Машина рывком тронулась с места, и Хильдегунда как будто бы вправду прижалась к Виктору, наконец-то! Нет! Она опять рылась в сумке, искала сигареты.

Свои первые сигареты, по крайней мере для него они были первые, они выкурили сообща, ночью на лужайке в Оксфорде, у Модлин-ривер, сидели рядом, прислонясь к стволу старого-престарого дерева с огромной, как купол собора, кроной. «Пэлл-Мэлл» без фильтра, одна сигарета на двоих, которую они передавали друг другу, отчего курение чем-то напоминало раскачивание кадила.
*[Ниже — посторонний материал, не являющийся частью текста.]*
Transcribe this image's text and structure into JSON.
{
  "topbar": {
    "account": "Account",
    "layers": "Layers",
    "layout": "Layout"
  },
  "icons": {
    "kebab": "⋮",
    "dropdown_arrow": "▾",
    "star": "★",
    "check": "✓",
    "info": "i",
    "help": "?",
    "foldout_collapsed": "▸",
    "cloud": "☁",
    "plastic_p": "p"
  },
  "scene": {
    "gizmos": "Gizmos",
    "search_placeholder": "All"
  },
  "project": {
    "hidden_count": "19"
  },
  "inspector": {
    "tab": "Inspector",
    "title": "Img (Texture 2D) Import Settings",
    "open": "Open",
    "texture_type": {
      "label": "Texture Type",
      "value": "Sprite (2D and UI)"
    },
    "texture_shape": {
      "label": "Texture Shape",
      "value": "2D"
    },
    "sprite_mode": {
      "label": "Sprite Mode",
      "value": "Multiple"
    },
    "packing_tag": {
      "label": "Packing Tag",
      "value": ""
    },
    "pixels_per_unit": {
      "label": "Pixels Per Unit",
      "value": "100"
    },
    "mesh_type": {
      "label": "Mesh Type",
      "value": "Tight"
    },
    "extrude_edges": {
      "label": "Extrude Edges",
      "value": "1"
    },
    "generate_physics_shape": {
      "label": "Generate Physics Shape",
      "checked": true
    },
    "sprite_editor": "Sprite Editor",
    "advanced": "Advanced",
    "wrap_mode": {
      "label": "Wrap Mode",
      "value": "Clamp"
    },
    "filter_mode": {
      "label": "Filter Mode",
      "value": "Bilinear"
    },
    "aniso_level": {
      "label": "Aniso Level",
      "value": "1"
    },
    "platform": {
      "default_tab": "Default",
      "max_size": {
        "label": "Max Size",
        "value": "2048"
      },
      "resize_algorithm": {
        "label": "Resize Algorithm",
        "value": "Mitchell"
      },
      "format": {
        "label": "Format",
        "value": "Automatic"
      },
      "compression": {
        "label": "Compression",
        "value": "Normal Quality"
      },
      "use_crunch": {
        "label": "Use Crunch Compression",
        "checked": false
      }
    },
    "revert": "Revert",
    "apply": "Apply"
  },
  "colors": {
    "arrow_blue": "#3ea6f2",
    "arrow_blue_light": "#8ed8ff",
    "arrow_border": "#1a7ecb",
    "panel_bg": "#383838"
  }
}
Поезд в Англию, полный австрийских подростков. Их становилось все больше. После того как состав отъехал от Западного вокзала, они подсаживались повсюду — в Санкт-Пёльтене, Линце, Вельсе, Аттнанг-Пуххайме, Зальцбурге. Но с самого начала внимание привлек один парень, крупнее и шире других, да и постарше, как выяснилось, ему уже стукнуло восемнадцать, пухлый и заносчивый жиртрест: Валленберг Младший, сын могущественного австрийского политика; поначалу все и звали его просто Младший. Этот избалованный толстяк, который ни секунды не задумывался над вопросом «сколько стоит мир?», исходил из того, что мир принадлежит ему, а он продавать не намерен! — этот откормленный принц в конце концов получил прозвище Мистер Оксфорд. С ударением на «оке», сиречь на «бык, болван»! Прозвище было весьма презрительное, и тем не менее он чувствовал себя весьма польщенным: Оксфорд, — и это слово, обозначавшее мир того лета, стало плотию, да как!